Isle of Wight Festival: Rain and mud cause travel chaos
Music fans have had to sleep in their cars after traffic became gridlocked when heavy rain turned the Isle of Wight Festival site into a mudbath.
The mud led to access problems at Seaclose Park in Newport and left thousands unable to get into car parks and stuck in vehicles overnight.
Police escorted some motorists stuck in traffic to Newport Football Club where shelter and refreshments were provided.
About 55,000 people are expected at the three-day event on the island.
The Isle of Wight has a population of just 140,000.
The problems came as various parts of the UK were braced for heavy rain and flooding. The Met Office has issued yellow warnings for various parts of England and Scotland and a more severe amber warning for the North West of England.
Met Office forecasters said the island would see very windy weather, with sunny spells and scattered blustery showers over the weekend.

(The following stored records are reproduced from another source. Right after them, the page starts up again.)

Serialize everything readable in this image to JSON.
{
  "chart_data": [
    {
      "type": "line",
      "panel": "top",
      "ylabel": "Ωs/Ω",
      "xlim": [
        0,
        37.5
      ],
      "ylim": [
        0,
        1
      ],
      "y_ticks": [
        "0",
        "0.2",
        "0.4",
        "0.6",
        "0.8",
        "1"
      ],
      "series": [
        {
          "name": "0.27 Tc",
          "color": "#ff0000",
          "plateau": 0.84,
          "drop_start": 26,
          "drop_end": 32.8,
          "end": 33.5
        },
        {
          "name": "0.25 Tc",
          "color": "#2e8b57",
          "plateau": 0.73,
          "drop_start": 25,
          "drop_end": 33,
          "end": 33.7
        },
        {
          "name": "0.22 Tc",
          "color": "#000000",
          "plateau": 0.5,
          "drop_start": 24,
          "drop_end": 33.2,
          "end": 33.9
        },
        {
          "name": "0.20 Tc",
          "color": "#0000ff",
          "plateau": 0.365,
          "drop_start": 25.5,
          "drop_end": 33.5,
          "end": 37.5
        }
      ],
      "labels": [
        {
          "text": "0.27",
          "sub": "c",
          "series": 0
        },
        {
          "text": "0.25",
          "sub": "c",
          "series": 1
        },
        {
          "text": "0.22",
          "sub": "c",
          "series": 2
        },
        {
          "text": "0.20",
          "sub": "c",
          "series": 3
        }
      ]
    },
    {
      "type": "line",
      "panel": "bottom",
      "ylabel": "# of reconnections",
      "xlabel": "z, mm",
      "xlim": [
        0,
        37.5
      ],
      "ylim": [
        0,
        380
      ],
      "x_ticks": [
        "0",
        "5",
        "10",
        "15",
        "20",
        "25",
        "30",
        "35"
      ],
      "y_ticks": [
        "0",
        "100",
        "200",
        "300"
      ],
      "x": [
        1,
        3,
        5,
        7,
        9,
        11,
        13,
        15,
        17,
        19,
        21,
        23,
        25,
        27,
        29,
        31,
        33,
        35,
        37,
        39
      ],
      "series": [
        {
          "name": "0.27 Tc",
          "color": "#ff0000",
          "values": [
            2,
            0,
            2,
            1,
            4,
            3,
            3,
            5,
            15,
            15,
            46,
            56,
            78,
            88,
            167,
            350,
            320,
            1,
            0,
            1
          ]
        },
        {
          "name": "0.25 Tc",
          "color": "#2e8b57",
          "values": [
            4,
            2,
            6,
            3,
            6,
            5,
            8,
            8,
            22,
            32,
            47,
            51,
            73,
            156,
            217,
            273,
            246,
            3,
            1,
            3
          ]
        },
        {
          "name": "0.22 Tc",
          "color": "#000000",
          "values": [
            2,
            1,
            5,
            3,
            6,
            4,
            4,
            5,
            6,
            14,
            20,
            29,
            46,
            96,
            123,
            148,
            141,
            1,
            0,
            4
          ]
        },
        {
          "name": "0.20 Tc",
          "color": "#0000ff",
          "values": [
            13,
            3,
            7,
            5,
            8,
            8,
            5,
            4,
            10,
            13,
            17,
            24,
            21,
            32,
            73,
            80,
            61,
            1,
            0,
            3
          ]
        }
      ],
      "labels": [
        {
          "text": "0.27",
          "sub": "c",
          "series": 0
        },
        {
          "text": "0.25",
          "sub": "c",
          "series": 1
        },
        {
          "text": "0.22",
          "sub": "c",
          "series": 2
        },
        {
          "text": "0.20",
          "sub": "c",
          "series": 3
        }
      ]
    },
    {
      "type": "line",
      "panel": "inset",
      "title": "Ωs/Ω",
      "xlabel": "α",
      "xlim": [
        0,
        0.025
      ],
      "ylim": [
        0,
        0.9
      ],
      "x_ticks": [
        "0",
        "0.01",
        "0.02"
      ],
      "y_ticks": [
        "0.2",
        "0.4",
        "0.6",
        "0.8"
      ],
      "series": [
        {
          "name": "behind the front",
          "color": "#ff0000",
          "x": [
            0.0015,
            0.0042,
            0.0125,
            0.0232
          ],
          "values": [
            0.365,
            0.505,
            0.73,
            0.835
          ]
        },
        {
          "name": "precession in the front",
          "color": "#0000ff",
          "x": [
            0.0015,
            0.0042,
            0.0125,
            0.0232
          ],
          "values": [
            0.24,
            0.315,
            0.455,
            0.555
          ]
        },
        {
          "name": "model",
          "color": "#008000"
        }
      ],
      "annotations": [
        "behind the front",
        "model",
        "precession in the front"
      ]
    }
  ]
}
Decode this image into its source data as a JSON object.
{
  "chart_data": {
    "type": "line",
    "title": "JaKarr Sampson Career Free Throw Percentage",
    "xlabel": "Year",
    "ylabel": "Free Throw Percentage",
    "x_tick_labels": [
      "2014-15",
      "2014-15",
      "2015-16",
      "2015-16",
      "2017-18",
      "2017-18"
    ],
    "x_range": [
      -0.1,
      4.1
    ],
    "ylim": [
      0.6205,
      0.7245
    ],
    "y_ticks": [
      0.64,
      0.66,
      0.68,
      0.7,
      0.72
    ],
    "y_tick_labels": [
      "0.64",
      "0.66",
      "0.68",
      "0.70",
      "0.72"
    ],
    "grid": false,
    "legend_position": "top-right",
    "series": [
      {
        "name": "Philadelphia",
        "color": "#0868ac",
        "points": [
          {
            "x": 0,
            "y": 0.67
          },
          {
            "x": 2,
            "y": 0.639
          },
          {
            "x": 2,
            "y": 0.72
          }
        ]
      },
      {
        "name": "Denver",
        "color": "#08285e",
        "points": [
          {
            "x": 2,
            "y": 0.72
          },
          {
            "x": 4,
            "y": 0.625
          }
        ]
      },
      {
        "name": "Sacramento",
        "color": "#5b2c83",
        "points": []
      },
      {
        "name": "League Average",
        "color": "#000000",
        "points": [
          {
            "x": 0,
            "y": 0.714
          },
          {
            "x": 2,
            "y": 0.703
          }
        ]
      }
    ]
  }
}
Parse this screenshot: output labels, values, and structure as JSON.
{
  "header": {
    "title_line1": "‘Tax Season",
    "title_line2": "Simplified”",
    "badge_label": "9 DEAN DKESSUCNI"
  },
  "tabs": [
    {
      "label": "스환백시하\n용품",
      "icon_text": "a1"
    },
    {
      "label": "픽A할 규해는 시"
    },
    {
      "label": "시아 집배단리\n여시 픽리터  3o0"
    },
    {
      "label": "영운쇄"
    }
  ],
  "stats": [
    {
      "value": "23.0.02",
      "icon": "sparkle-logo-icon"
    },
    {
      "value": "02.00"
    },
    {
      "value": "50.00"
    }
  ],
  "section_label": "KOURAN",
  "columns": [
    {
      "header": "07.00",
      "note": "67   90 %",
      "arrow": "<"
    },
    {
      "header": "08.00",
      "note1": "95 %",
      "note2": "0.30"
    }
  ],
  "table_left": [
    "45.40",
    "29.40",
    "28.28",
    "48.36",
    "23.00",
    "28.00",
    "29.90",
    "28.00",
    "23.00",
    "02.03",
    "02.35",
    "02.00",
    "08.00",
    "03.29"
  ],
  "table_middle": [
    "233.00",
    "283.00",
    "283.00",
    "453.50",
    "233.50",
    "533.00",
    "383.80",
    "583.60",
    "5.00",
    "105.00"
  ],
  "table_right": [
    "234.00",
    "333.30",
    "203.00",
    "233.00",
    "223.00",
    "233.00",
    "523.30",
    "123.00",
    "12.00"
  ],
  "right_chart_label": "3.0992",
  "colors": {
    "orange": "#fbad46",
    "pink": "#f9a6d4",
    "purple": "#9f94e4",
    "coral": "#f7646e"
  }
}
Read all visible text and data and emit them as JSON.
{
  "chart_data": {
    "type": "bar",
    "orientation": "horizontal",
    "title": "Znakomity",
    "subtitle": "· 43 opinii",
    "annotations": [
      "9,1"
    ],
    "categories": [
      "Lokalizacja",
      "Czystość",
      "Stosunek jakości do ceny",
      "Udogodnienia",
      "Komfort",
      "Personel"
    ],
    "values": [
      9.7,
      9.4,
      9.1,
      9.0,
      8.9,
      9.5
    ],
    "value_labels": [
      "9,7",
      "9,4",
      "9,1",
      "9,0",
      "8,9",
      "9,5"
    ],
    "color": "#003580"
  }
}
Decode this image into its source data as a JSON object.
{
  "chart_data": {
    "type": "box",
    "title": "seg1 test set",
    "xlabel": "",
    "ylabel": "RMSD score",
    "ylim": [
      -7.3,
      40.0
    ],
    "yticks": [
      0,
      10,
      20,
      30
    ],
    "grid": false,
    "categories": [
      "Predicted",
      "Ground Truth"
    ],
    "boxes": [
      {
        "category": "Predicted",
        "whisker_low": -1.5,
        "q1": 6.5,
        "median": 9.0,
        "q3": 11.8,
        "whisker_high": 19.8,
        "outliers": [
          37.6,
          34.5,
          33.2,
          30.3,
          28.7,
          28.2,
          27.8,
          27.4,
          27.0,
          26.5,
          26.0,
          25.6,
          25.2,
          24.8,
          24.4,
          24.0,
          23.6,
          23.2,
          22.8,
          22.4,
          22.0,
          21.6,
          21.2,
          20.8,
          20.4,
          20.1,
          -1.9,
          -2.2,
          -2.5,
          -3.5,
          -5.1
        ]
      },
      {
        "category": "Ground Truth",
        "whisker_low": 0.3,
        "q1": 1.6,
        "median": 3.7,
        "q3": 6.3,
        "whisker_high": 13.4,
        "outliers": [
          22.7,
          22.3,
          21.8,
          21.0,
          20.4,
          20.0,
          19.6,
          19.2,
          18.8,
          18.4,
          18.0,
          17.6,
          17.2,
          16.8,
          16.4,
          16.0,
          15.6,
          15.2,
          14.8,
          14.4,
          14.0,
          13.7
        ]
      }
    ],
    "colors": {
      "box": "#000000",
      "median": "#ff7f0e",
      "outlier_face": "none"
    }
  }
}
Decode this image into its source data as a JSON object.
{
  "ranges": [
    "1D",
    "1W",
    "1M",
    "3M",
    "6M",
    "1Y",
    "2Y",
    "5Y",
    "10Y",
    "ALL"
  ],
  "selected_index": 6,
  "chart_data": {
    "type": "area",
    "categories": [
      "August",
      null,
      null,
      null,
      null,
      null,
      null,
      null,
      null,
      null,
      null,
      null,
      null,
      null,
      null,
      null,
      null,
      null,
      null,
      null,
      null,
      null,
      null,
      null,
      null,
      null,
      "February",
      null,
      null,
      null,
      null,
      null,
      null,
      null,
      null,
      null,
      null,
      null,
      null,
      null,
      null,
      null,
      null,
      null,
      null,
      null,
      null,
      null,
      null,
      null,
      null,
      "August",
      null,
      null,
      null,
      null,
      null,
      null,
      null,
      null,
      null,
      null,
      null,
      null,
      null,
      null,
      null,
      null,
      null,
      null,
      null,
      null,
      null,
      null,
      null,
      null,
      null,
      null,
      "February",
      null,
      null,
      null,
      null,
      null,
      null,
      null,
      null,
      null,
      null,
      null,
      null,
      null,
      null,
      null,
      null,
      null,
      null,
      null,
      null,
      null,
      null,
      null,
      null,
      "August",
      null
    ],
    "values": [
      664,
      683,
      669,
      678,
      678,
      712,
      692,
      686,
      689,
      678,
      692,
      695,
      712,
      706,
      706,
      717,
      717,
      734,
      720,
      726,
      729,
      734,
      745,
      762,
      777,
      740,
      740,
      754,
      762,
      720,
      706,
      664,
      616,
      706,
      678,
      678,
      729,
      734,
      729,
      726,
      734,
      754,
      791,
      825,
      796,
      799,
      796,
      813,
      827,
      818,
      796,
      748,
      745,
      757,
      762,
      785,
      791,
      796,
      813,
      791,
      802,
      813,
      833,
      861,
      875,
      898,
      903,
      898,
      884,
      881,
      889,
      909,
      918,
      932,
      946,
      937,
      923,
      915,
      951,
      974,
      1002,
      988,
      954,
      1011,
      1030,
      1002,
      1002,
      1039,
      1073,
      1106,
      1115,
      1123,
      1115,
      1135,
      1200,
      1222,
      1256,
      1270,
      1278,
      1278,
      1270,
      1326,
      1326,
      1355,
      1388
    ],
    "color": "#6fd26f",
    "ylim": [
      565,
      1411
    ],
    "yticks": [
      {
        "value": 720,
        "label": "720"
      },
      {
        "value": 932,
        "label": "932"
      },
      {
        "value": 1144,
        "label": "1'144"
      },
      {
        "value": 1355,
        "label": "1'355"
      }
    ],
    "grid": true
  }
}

Motorists queued for up to 10 hours to access the site.
Linda Dawson, from Ashurst, said she had been stuck in her car with her partner and three daughters aged 12, 13 and 16 since 18:00 BST on Thursday.
She said: "The two things I'm really annoyed about is this weather has been going on for weeks, so why were they not prepared for it? Second we weren't told the full story in Portsmouth and could have turned back if we had known we would be in the car all night.
"Why did they let us get on the ferry when they knew there was nowhere for us to go?"
Festival-goers have taken to social networking sites to complain about their treatment and a lack of communication from festival organisers. Some said they had given up and gone home.
Jo Wendel tweeted the message: "Awful! Would only recommend #iowfest to lovers of disorganisation, queuing and mudbaths."
Simon Perry, co-founder of site VentnorBlog, which covers the island, said: "Many readers questioned why the relevant authorities hadn't planned for this, given the unseasonable recent heavy rainfall."
Problems began on Thursday morning when the main car park had become waterlogged from heavy rain overnight.
Organisers were forced to open extra fields and bring in metal tracks so vehicles could be directed to overflow car parks. Many had to be towed because of the mud.